Integrated multi-trophic aquaculture (IMTA) maximises the use and retention of nutrients with the emissions from fed species providing inputs (fertilizers, food) for others. The concept of IMTA is that farms combine aquaculture of finfish or shrimp with species that extract dissolved nutrients (e.g. seaweed) and suspended solids (e.g. shellfish) to create balanced systems with minimal environmental impact.

Aquaponics combines the culture of fish and plants in recirculating systems where dissolved waste nutrients are recovered by plants. These systems have a clean, green image producing food close to the markets. The challenge for aquaponics is to become commercially viable.

Regulation of aquaculture to protect the environment

National administrators must ensure that aquaculture development within coastal zones protects the environment, whilst enabling economic development and ensuring the seafood produced is healthy, nutritious and safe.
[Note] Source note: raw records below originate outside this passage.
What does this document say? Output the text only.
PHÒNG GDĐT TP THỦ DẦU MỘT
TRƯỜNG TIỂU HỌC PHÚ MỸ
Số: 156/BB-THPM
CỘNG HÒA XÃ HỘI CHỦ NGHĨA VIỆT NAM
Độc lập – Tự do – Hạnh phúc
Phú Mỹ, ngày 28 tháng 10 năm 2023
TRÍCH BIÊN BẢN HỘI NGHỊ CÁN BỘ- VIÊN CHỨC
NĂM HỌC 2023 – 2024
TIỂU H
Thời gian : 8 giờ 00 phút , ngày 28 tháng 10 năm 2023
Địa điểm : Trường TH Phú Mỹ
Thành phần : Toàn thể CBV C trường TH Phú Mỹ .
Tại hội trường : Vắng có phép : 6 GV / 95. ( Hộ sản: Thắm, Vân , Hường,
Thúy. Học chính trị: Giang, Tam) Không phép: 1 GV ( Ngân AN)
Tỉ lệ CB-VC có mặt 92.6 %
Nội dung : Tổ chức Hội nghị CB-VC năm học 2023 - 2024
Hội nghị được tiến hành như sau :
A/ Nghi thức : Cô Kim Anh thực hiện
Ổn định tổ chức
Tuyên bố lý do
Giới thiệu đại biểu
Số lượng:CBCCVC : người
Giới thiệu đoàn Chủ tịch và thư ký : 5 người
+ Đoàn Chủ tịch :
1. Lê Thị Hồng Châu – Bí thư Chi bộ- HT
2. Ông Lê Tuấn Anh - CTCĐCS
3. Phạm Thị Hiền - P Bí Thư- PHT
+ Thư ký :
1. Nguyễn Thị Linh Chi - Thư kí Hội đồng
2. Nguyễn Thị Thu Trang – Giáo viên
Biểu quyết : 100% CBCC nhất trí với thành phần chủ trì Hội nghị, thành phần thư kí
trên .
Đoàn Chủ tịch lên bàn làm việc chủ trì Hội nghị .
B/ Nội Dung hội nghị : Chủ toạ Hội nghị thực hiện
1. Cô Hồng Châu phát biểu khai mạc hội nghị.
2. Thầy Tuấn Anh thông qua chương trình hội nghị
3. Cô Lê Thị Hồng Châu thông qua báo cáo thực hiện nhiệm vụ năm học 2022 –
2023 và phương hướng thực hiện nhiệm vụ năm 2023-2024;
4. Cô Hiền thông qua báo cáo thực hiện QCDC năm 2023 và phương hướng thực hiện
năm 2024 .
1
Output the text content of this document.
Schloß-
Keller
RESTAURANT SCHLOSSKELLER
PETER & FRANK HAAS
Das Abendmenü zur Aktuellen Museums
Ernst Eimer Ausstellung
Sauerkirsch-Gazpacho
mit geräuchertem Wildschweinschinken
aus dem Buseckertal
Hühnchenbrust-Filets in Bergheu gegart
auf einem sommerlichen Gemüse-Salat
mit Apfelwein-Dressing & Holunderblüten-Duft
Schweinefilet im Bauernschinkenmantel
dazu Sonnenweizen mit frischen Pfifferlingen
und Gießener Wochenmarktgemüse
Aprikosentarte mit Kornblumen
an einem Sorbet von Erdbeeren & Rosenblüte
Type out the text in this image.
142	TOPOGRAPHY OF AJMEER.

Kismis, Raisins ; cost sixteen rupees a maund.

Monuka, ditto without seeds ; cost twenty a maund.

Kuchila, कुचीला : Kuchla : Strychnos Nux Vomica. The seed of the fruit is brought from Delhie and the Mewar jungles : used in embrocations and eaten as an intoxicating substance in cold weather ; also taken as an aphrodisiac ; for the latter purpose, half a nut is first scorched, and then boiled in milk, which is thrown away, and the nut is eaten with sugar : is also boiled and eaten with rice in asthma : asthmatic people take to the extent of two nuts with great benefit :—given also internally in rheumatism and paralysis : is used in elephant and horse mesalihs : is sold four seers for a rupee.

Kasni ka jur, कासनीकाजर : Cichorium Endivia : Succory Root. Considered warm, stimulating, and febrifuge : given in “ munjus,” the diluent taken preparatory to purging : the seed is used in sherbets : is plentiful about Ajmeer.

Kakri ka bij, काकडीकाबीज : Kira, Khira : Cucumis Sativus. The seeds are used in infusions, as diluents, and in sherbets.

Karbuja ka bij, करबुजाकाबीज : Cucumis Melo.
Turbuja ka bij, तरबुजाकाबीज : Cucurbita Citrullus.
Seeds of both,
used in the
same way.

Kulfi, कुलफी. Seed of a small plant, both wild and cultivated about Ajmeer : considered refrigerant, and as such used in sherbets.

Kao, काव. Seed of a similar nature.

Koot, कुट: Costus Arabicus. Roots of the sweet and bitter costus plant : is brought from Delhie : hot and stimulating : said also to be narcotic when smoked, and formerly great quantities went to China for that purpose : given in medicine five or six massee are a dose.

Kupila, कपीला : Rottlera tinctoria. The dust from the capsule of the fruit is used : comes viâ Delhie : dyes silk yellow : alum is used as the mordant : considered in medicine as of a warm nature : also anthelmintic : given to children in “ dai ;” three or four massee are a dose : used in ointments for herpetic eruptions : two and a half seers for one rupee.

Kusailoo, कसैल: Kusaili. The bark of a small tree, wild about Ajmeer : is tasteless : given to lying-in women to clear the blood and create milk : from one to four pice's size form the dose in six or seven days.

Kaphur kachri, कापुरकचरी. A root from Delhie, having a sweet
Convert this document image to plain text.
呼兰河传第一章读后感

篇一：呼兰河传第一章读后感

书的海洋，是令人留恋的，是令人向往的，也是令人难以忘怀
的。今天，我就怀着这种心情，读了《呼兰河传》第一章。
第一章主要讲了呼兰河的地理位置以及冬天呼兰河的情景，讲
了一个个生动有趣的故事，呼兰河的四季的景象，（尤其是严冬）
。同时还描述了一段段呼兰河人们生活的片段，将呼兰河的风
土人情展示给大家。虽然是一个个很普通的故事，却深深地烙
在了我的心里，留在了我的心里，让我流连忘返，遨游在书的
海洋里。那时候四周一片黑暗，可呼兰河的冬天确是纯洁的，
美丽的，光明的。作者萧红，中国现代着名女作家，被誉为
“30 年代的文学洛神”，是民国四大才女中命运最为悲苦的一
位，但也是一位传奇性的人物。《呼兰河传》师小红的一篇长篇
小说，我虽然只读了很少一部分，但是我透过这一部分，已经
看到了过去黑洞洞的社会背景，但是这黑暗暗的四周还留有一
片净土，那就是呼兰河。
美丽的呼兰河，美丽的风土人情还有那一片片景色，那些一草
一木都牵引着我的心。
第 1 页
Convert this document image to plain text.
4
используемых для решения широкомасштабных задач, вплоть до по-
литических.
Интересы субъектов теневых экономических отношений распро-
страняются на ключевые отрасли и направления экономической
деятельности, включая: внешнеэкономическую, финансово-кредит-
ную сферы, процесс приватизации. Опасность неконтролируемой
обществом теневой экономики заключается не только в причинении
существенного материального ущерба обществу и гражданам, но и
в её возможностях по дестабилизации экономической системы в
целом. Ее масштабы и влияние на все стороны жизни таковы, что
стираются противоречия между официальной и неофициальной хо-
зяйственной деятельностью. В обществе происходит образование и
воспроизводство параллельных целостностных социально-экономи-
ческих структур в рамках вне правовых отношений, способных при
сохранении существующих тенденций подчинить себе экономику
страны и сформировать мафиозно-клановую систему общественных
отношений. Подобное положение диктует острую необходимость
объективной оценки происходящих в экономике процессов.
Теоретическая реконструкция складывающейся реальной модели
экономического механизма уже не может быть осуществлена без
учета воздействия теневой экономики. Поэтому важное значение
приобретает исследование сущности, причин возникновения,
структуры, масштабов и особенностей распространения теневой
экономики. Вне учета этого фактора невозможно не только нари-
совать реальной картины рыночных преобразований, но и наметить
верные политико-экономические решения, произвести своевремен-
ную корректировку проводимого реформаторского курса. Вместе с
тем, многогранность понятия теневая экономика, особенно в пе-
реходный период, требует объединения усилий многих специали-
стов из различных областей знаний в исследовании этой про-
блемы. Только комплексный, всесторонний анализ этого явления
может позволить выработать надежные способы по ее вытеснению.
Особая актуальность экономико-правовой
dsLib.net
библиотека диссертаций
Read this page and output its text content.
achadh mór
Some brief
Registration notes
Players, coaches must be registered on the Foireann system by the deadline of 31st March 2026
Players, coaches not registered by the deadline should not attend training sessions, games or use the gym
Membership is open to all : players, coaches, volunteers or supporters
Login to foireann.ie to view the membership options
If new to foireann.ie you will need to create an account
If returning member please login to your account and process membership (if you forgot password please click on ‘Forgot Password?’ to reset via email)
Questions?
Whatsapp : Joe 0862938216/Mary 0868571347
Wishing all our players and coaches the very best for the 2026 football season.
Regulation includes:

  • Licensing appropriately located sites, where mitigation measures, good practices and an ecosystem approach have been implemented;
  • Monitoring with risk-based inspections to ensure operators comply with the licence authorisation;
  • Strategic Planning for marine aquaculture development, ensuring linkage with other marine industries, and that Allocated Zones for Aquaculture (AZAs) are provided;
  • Charging that ensures regulatory costs are proportionate to the business.

The aquaculture industry needs to ensure that Technology and systems are appropriate to the local environment. Management should incorporate a broader ecosystem-level approach encompassing all environmental impacts (e.g. animal health, discharges, alien species, veterinary medicines) and

operators should Liaise directly with regulators to ensure that they understand their responsibilities.

Benefits of an appropriately regulated aquaculture sector.

An appropriately regulated aquaculture sector will deliver a safe and sustainable supply of healthy seafood that contributes to food and nutritional security, increased employment, and economic growth in coastal communities. A well planned and regulated sector reduces conflicts between stakeholders ensuring long-term sustainability within the coastal zone.